Lively v. CSX Transportation, Inc.

557 So. 2d 210 | Fla. Dist. Ct. App. | 1990

RYDER, Judge.

Herbert M. Lively seeks review of the trial court’s order of final summary judgment in favor of CSX Transportation, Inc., in a negligence action. We reverse.

Lively had been employed by CSX for twenty-one years as a carman, whose job it was to inspect and repair defective railroad equipment. On the day he was injured, Lively was attempting to extract a piece of scrap rail which had fallen through one of the holes in the flooring of the railroad car used by CSX to transport the scrap rails. The fallen rail had become wedged in the trucks of the car.

The appeal herein is from a summary judgment. The test for summary judgment is whether there exists any genuine issue of material fact. Holl v. Talcott, 191 So.2d 40 (Fla.1966); Yukon v. Granada Construction of Florida, 538 So.2d 531 (Fla.2d DCA 1989). From the record before us, we find there is a genuine issue of material fact.
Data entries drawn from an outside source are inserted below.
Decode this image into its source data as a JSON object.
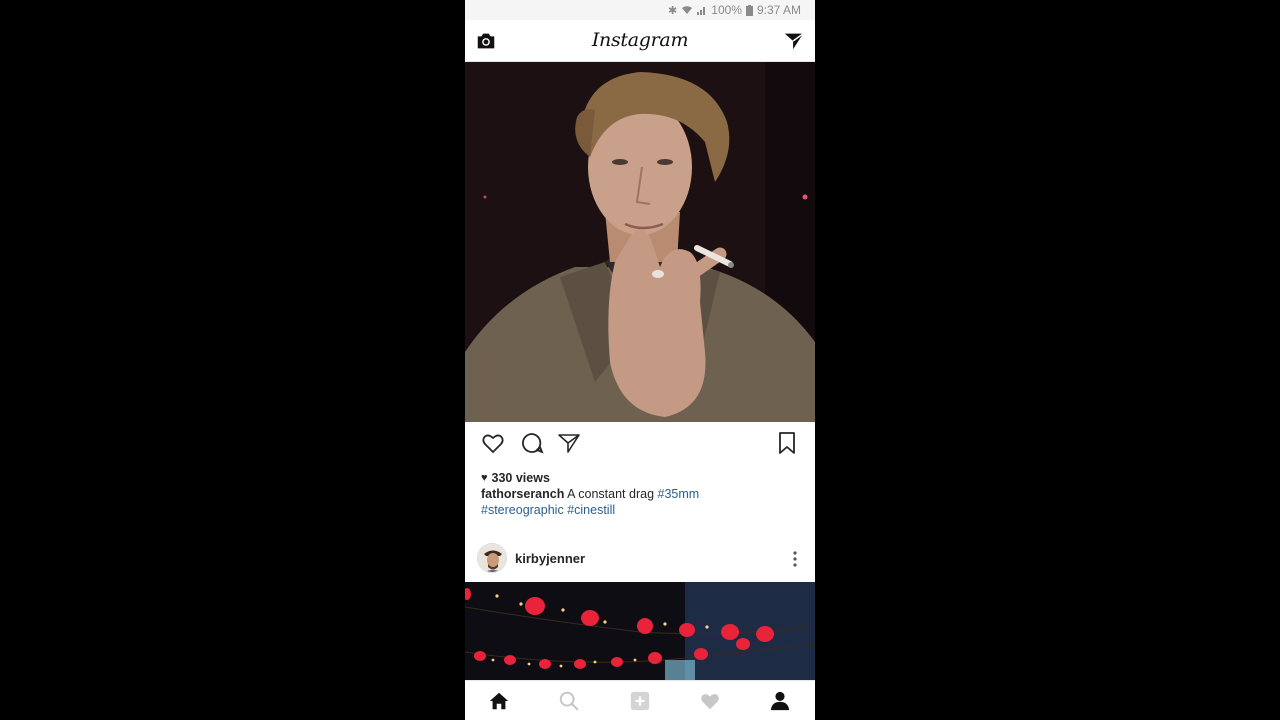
{
  "status_bar": {
    "battery": "100%",
    "time": "9:37 AM"
  },
  "app_bar": {
    "title": "Instagram"
  },
  "post1": {
    "views": "330 views",
    "username": "fathorseranch",
    "caption_text": "A constant drag",
    "hashtags": [
      "#35mm",
      "#stereographic",
      "#cinestill"
    ]
  },
  "post2": {
    "username": "kirbyjenner"
  },
  "icons": {
    "camera": "camera-icon",
    "direct": "direct-message-icon",
    "like": "heart-outline-icon",
    "comment": "comment-icon",
    "share": "share-icon",
    "save": "bookmark-icon",
    "more": "more-vertical-icon",
    "home": "home-icon",
    "search": "search-icon",
    "add": "add-post-icon",
    "activity": "heart-icon",
    "profile": "profile-icon"
  },
  "colors": {
    "hashtag": "#2a5f8f",
    "text": "#262626",
    "inactive_icon": "#c7c7c7"
  }
}
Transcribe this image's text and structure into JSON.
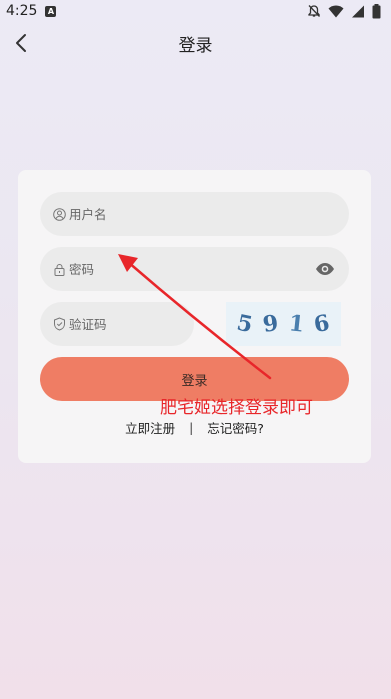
{
  "status_bar": {
    "time": "4:25",
    "notification_badge": "A"
  },
  "header": {
    "title": "登录"
  },
  "form": {
    "username_placeholder": "用户名",
    "password_placeholder": "密码",
    "captcha_placeholder": "验证码",
    "captcha_digits": [
      "5",
      "9",
      "1",
      "6"
    ],
    "login_button": "登录",
    "register_link": "立即注册",
    "separator": "|",
    "forgot_link": "忘记密码?"
  },
  "annotation": {
    "text": "肥宅姬选择登录即可",
    "color": "#e8262a"
  },
  "colors": {
    "accent": "#ef7d64"
  }
}
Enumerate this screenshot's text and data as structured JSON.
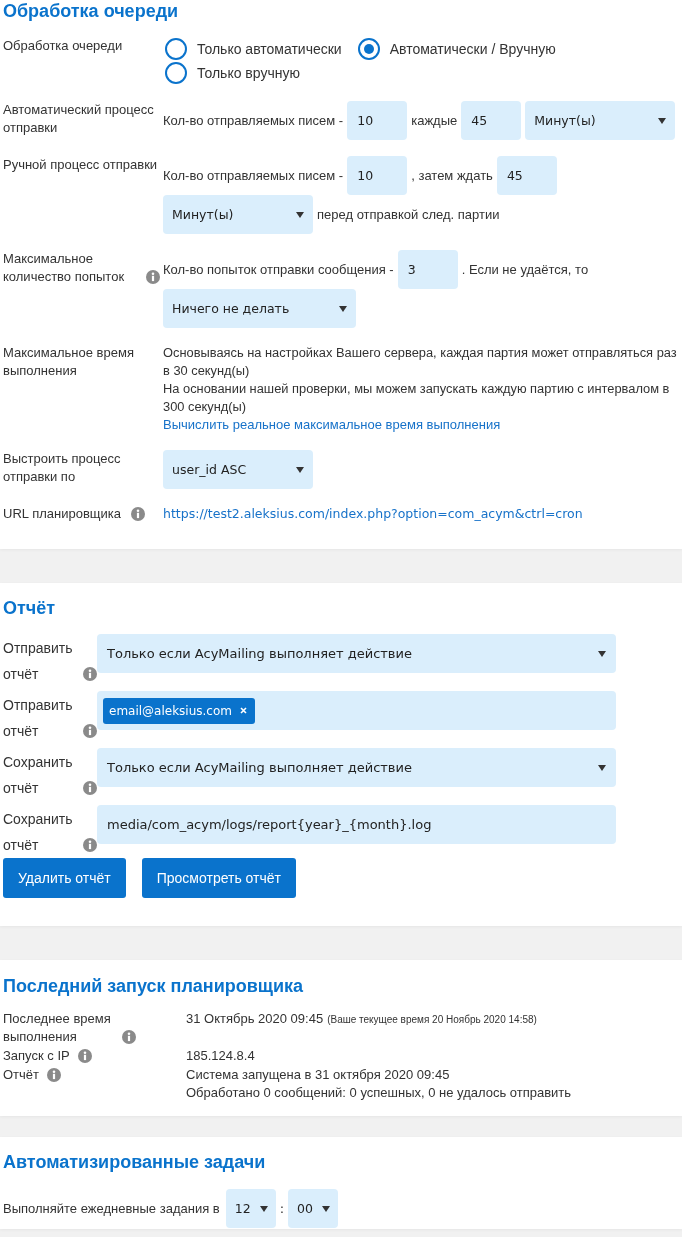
{
  "queue": {
    "title": "Обработка очереди",
    "rows": [
      {
        "label": "Обработка очереди",
        "info": false,
        "parts": [
          {
            "kind": "radio",
            "label": "Только автоматически",
            "selected": false
          },
          {
            "kind": "radio",
            "label": "Автоматически / Вручную",
            "selected": true
          },
          {
            "kind": "radio",
            "label": "Только вручную",
            "selected": false
          }
        ]
      },
      {
        "label": "Автоматический процесс отправки",
        "info": false,
        "parts": [
          {
            "kind": "text",
            "text": "Кол-во отправляемых писем -"
          },
          {
            "kind": "input",
            "value": "10"
          },
          {
            "kind": "text",
            "text": "каждые"
          },
          {
            "kind": "input",
            "value": "45"
          },
          {
            "kind": "select",
            "value": "Минут(ы)"
          }
        ]
      },
      {
        "label": "Ручной процесс отправки",
        "info": false,
        "parts": [
          {
            "kind": "text",
            "text": "Кол-во отправляемых писем -"
          },
          {
            "kind": "input",
            "value": "10"
          },
          {
            "kind": "text",
            "text": ", затем ждать"
          },
          {
            "kind": "input",
            "value": "45"
          },
          {
            "kind": "select",
            "value": "Минут(ы)"
          },
          {
            "kind": "text",
            "text": "перед отправкой след. партии"
          }
        ]
      },
      {
        "label": "Максимальное количество попыток",
        "info": true,
        "parts": [
          {
            "kind": "text",
            "text": "Кол-во попыток отправки сообщения -"
          },
          {
            "kind": "input",
            "value": "3"
          },
          {
            "kind": "text",
            "text": ". Если не удаётся, то"
          },
          {
            "kind": "select",
            "value": "Ничего не делать"
          }
        ]
      },
      {
        "label": "Максимальное время выполнения",
        "info": false,
        "parts": [
          {
            "kind": "paragraph",
            "text": "Основываясь на настройках Вашего сервера, каждая партия может отправляться раз в 30 секунд(ы)"
          },
          {
            "kind": "paragraph",
            "text": "На основании нашей проверки, мы можем запускать каждую партию с интервалом в 300 секунд(ы)"
          },
          {
            "kind": "link",
            "text": "Вычислить реальное максимальное время выполнения"
          }
        ]
      },
      {
        "label": "Выстроить процесс отправки по",
        "info": false,
        "parts": [
          {
            "kind": "select",
            "value": "user_id ASC"
          }
        ]
      },
      {
        "label": "URL планировщика",
        "info": true,
        "parts": [
          {
            "kind": "url",
            "text": "https://test2.aleksius.com/index.php?option=com_acym&ctrl=cron"
          }
        ]
      }
    ]
  },
  "report": {
    "title": "Отчёт",
    "rows": [
      {
        "label": "Отправить отчёт",
        "info": true,
        "field": {
          "kind": "select",
          "value": "Только если AcyMailing выполняет действие"
        }
      },
      {
        "label": "Отправить отчёт",
        "info": true,
        "field": {
          "kind": "tags",
          "tags": [
            "email@aleksius.com"
          ]
        }
      },
      {
        "label": "Сохранить отчёт",
        "info": true,
        "field": {
          "kind": "select",
          "value": "Только если AcyMailing выполняет действие"
        }
      },
      {
        "label": "Сохранить отчёт",
        "info": true,
        "field": {
          "kind": "input",
          "value": "media/com_acym/logs/report{year}_{month}.log"
        }
      }
    ],
    "buttons": [
      "Удалить отчёт",
      "Просмотреть отчёт"
    ]
  },
  "last_run": {
    "title": "Последний запуск планировщика",
    "rows": [
      {
        "label": "Последнее время выполнения",
        "info": true,
        "values": [
          {
            "text": "31 Октябрь 2020 09:45",
            "note": "(Ваше текущее время 20 Ноябрь 2020 14:58)"
          }
        ]
      },
      {
        "label": "Запуск с IP",
        "info": true,
        "values": [
          {
            "text": "185.124.8.4"
          }
        ]
      },
      {
        "label": "Отчёт",
        "info": true,
        "values": [
          {
            "text": "Система запущена в 31 октября 2020 09:45"
          },
          {
            "text": "Обработано 0 сообщений: 0 успешных, 0 не удалось отправить"
          }
        ]
      }
    ]
  },
  "automated_tasks": {
    "title": "Автоматизированные задачи",
    "label": "Выполняйте ежедневные задания в",
    "hour": "12",
    "separator": ":",
    "minute": "00"
  }
}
This case was filed under the Federal Employers’ Liability Act, 45 U.S.C. §§ 51-60 (1939). Under the facts of this case, the test of whether there is a jury question of employer’s negligence is stated by the United States Supreme Court in Rogers v. Missouri Pacific Railroad Co., 352 U.S. 500, 77 S.Ct. 443, 1 L.Ed.2d 493 (1957), as follows:

Under this statute, the test of a jury case is simply whether the proofs justify with reason the conclusion that employer negligence played any part, even the slightest, in producing the injury or death for which damages are sought. It does not matter that, from the evidence, the jury may also with reason, on grounds of probability, attribute the result to other causes, including the employee’s contributory negligence. Judicial appraisal of the proofs to determine whether a jury question is presented is narrowly limited to the single inquiry whether, with reason, the conclusion may be drawn that negligence of the employer played any part at all in the injury or death. Judges are to fix their sights primarily to make that appraisal and, if that test is met, are bound to find that a case for the jury is made out whether or not the evidence allows the jury a choice of other probabilities.

Rogers, 352 U.S. at 506-507, 77 S.Ct. at 448-449. See also Adams v. Seaboard Coast Line Railroad Co., 296 So.2d 1 (Fla.1974); Martin v. Tindell, 98 So.2d 473 (Fla.1957). It cannot be said that CSX was able to show that its alleged negligent use *212of the defective rail car did not play “even the slightest” part in producing Lively’s injury. Lively was sent to extract a rail which, in transit, had fallen through an existing hole in the floor of the railroad car.

This case can be distinguished from Emig v. Erie Lackawanna Railway Co., 350 F.Supp. 986 (W.D.Pa.1972), wherein the employee, Emig, was injured while attempting to fix a broken hinge he came upon during an inspection. In the case sub judice, the defective railroad car had been used repeatedly with obvious holes and missing planking in the flooring of the car. These defects allowed rail to fall through the car and lodge in the car’s trucks. Thus, as stated above, we cannot say that the alleged negligence of CSX did not contribute in any way to Lively’s injury.

Whether the plaintiff will be ultimately successful, he should have been accorded a hearing on the merits. We reverse and set aside the summary judgment entered herein and remand for further proceedings consistent herewith.

Reversed and remanded.

SCHEB, A.C.J., and LEHAN, J. concur.